Prior to release of 1.7, Django applications were tied to the existence of a models file. But with the latest release of version 1.7, developers will be able to specify both configuration data and code to be executed as Django starts up.
Django 1.7 also brings in improvements to the model Field API, custom manager and QuerySet classes. With the help of schema migrations support, you will be able to update, change and delete models by creating migration files that represent the model changes and which can be run on any development, staging or production database.
Some of the important features related to migrations are as follows
- syncdb has been deprecated and replaced by migrate.
- New makemigrations commands such as pre_migrate and post_migrate to autodetect changes to your models and make migrations for them (pre_syncdb and post_syncdb deprecated)

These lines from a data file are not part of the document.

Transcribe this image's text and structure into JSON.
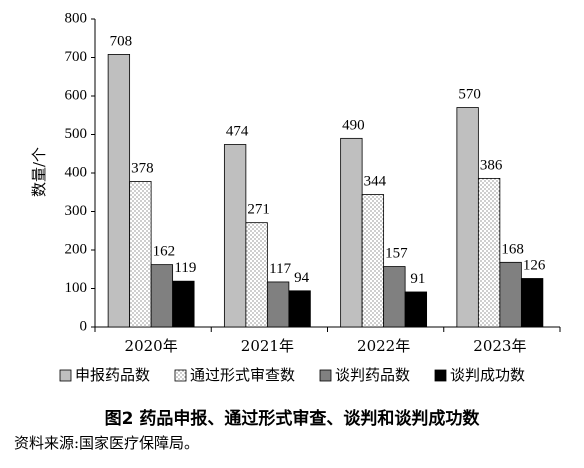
{
  "chart_data": {
    "type": "bar",
    "categories": [
      "2020年",
      "2021年",
      "2022年",
      "2023年"
    ],
    "series": [
      {
        "name": "申报药品数",
        "values": [
          708,
          474,
          490,
          570
        ],
        "fill": "#bfbfbf",
        "pattern": "solid"
      },
      {
        "name": "通过形式审查数",
        "values": [
          378,
          271,
          344,
          386
        ],
        "fill": "#ffffff",
        "pattern": "dots"
      },
      {
        "name": "谈判药品数",
        "values": [
          162,
          117,
          157,
          168
        ],
        "fill": "#808080",
        "pattern": "solid"
      },
      {
        "name": "谈判成功数",
        "values": [
          119,
          94,
          91,
          126
        ],
        "fill": "#000000",
        "pattern": "solid"
      }
    ],
    "ylabel": "数量/个",
    "ylim": [
      0,
      800
    ],
    "yticks": [
      "0",
      "100",
      "200",
      "300",
      "400",
      "500",
      "600",
      "700",
      "800"
    ],
    "grid": false,
    "legend_position": "bottom"
  },
  "caption": "图2  药品申报、通过形式审查、谈判和谈判成功数",
  "source": "资料来源:国家医疗保障局。"
}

- Initial_data fixtures are no longer loaded for apps with migrations
App-loading refactor
- Applications can run code at startup, before Django does anything else, with the ready() method of their configuration.
- Application labels are assigned correctly to models even when they’re defined outside of models.py.
- Possibility to omit models.py entirely if an application doesn’t have any models
- Applications can be relabeled with the label attribute of application configurations, to work around label conflicts.
- Ability to customize application name in the admin with the verbose_name of application configuration
- The admin automatically calls autodiscover() when Django starts. You can consequently remove this line from your URLconf.
- Django imports all application configurations and models as soon as it starts, through a deterministic and straightforward process.
Django 1.7 includes a new method – deconstruct(), which accepts no agruments. However, the method returns a tuple of four items
name: The field’s attribute name on its parent model, or None if it is not part of a model
path: A dotted, Python path to the class of this field, including the class name.
args: Positional arguments, as a list
kwargs: Keyword arguments, as a dict
The other core features of Django 1.7 are as follows
- New system check framework
- New Prefetch object for advanced prefetch_related operations
- Admin shortcuts support time zones
- Using database cursors as context managers
- Custom lookups
- Improvements to Form error handling (Form.add_error(), Error metadata and Error containers and backward compatibility)
The Django 1.7 release notes also provide a list all new features added to django.contrib.admin, django.contrib.auth, django.contrib.formtools, django.contrib.gis, django.contrib.messages, django.contrib.redirects, django.contrib.sessions, django.contrib.sitemaps, django.contrib.sites, django.contrib.staticfiles, django.contrib.syndication,
Django 1.7 also added improvements to cache, Cross Site Request Forgery, Email, File Storage, File Uploads, Forms, Internationalization, Management Commands, Models, Signals, Templates, Requests, Responses, Tests, Utilities and validators. The release notes also provide backwards incompatible changes in version 1.7.
Django 1.7 requires Python 2.7 or above. Moreover, support for Python 2.6 has been dropped and Python 3.4 has been added.
“This change should affect only a small number of Django users, as most operating-system vendors today are shipping Python 2.7 or newer as their default version”, mentions Django 1.7 release note.
If you are still using Python 2.6, you will be required to make use of Django 1.6 until you can upgrade your Python version. As per Django support policy, version 1.6 will continue to receive security support until the release of Django 1.8.